The Ottawa Gatineau Hotel Association argues some hosts on the popular room-sharing website Airbnb are operating like businesses and should have to register for a licence, and pay the same fees as the hotel industry.
"Similar to the taxi business, things will change. We're not against evolution, we're not against their product, we're not against the fact they rent to tourists," said Daniel Laliberté of Larco Hospitality Management Inc., which represents owners of various hotels in the region and across the country.
But the hotels are particularly concerned with hosts who don't just share their home when they're away, but who operate several, even dozens, of listings for profit.
"We simply want it to be fair. If you set up a business, you pay taxes, you follow the rules," said Laliberté.
The hotel association is working with Ottawa city staff and politicians, and urge them to review short-term rentals, such as Airbnb and VRBO, and come up with ways to monitor them and get them to remit both HST and tourism fees.
Concerns over fairness, rental housing
In June, the city's economic development branch reported a big rise in what it called "active" Airbnb listings in 2015. The number doubled from 566 in January to 1,314 in December.
But Laliberté said, in the Ottawa market at least, Airbnb is not big competition for hotels.
"They're taking some business, depending on the level of the hotel, but it's not dramatic," said Laliberté.
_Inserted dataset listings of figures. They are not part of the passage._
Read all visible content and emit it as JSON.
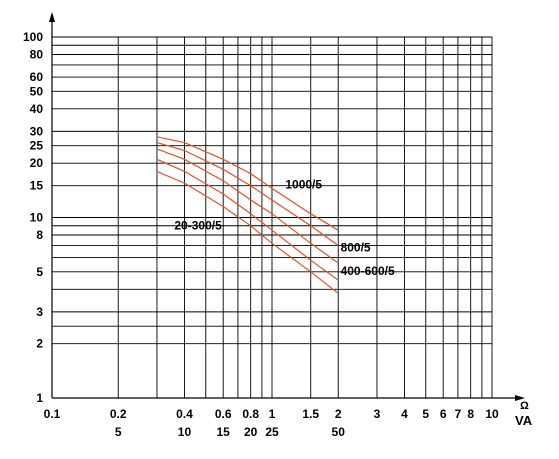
{
  "chart_data": {
    "type": "line",
    "x_scale": "log",
    "y_scale": "log",
    "xlim": [
      0.1,
      10
    ],
    "ylim": [
      1,
      100
    ],
    "grid": true,
    "x_unit_label": "Ω",
    "x_unit_label2": "VA",
    "x_ticks": [
      {
        "value": 0.1,
        "label": "0.1",
        "label2": ""
      },
      {
        "value": 0.2,
        "label": "0.2",
        "label2": "5"
      },
      {
        "value": 0.4,
        "label": "0.4",
        "label2": "10"
      },
      {
        "value": 0.6,
        "label": "0.6",
        "label2": "15"
      },
      {
        "value": 0.8,
        "label": "0.8",
        "label2": "20"
      },
      {
        "value": 1,
        "label": "1",
        "label2": "25"
      },
      {
        "value": 1.5,
        "label": "1.5",
        "label2": ""
      },
      {
        "value": 2,
        "label": "2",
        "label2": "50"
      },
      {
        "value": 3,
        "label": "3",
        "label2": ""
      },
      {
        "value": 4,
        "label": "4",
        "label2": ""
      },
      {
        "value": 5,
        "label": "5",
        "label2": ""
      },
      {
        "value": 6,
        "label": "6",
        "label2": ""
      },
      {
        "value": 7,
        "label": "7",
        "label2": ""
      },
      {
        "value": 8,
        "label": "8",
        "label2": ""
      },
      {
        "value": 10,
        "label": "10",
        "label2": ""
      }
    ],
    "x_grid": [
      0.1,
      0.2,
      0.3,
      0.4,
      0.5,
      0.6,
      0.7,
      0.8,
      0.9,
      1,
      1.5,
      2,
      3,
      4,
      5,
      6,
      7,
      8,
      9,
      10
    ],
    "y_ticks": [
      1,
      2,
      3,
      5,
      8,
      10,
      15,
      20,
      25,
      30,
      40,
      50,
      60,
      80,
      100
    ],
    "y_grid": [
      1,
      2,
      2.5,
      3,
      4,
      5,
      6,
      7,
      8,
      9,
      10,
      15,
      20,
      25,
      30,
      40,
      50,
      60,
      70,
      80,
      90,
      100
    ],
    "curve_color": "#e8501e",
    "series": [
      {
        "name": "1000/5",
        "x": [
          0.3,
          0.4,
          0.6,
          0.8,
          1,
          1.5,
          2
        ],
        "y": [
          28,
          26,
          21,
          17.5,
          14.5,
          10.5,
          8.5
        ]
      },
      {
        "name": "",
        "x": [
          0.3,
          0.4,
          0.6,
          0.8,
          1,
          1.5,
          2
        ],
        "y": [
          26,
          23.5,
          18.5,
          15,
          12.5,
          9,
          7
        ]
      },
      {
        "name": "800/5",
        "x": [
          0.3,
          0.4,
          0.6,
          0.8,
          1,
          1.5,
          2
        ],
        "y": [
          24,
          21,
          16,
          12.5,
          10.5,
          7.2,
          5.6
        ]
      },
      {
        "name": "400-600/5",
        "x": [
          0.3,
          0.4,
          0.6,
          0.8,
          1,
          1.5,
          2
        ],
        "y": [
          21,
          18,
          13.5,
          10.5,
          8.5,
          5.8,
          4.5
        ]
      },
      {
        "name": "20-300/5",
        "x": [
          0.3,
          0.4,
          0.6,
          0.8,
          1,
          1.5,
          2
        ],
        "y": [
          18,
          15.5,
          11.5,
          9,
          7.2,
          5,
          3.8
        ]
      }
    ],
    "annotations": [
      {
        "text": "1000/5",
        "x": 1.15,
        "y": 14.5
      },
      {
        "text": "20-300/5",
        "x": 0.36,
        "y": 8.6
      },
      {
        "text": "800/5",
        "x": 2.05,
        "y": 6.5
      },
      {
        "text": "400-600/5",
        "x": 2.05,
        "y": 4.8
      }
    ]
  }
}
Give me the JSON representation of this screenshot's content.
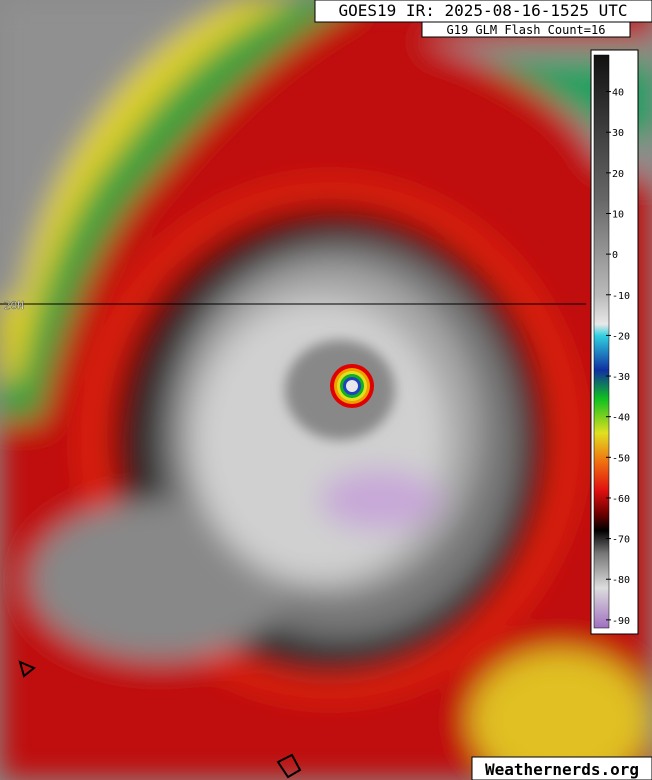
{
  "header": {
    "title": "GOES19 IR: 2025-08-16-1525 UTC",
    "subtitle": "G19 GLM Flash Count=16"
  },
  "colorbar": {
    "range": [
      49,
      -92
    ],
    "ticks": [
      40,
      30,
      20,
      10,
      0,
      -10,
      -20,
      -30,
      -40,
      -50,
      -60,
      -70,
      -80,
      -90
    ]
  },
  "latitude_label": "20N",
  "credit": "Weathernerds.org"
}
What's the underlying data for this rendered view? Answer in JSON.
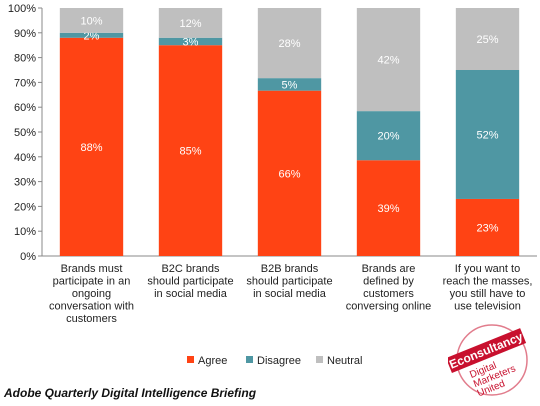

Rather, he says the City of Ottawa should regulate this player in the sharing economy out of a sense of fairness, and to prevent strain on available rental housing when homes and condos are instead being used for visitor stays.
"It's more than just the hotels. It's a social issue that needs to be addressed," Laliberté argued.
At this point, the City of Ottawa is neither licensing the short-term rental units, nor regulating Airbnb from a land-use perspective, according to Roger Chapman, the chief of bylaw and regulatory services.
Vancouver, Toronto tackling regulation
The Ottawa Gatineau Hotel Association is closely watching as other Canadian cities move to regulate short-term rentals such as Airbnb.
- Toronto committee votes to have staff report on regulations early next year
- New Airbnb rules could shut down 1,000 short-term listings in Vancouver, says mayor
- Quebec rules governing home-sharing services went into effect April 15
At the end of October, the Toronto mayor's executive committee voted to have staff report on proposed regulations for short-term rental sites like Airbnb no later than spring 2017.
Vancouver, meanwhile, is considering allowing short-term rentals of less than 30 days only in homes that are principal residences. That city struggles with a lack of affordable rental housing.
And, Québec enacted legislation this past spring to get online short-term rentals to obtain the same provincial certification as hotel and bed-and-breakfast operators.
For its part, Airbnb has said it supports regulation.
"Airbnb is committed to working with cities across Canada, including Ottawa, to develop smart, easy-to-follow rules that support home sharing," wrote Airbnb's Christopher Nulty in a statement.
"We believe in paying our fair share. We have agreements in more than 200 jurisdictions globally to collect and remit hotel taxes on behalf of our hosts and guests. We're also working with the Ontario Ministry of Finance to promote consumer awareness during tax season about hosts' reporting obligations."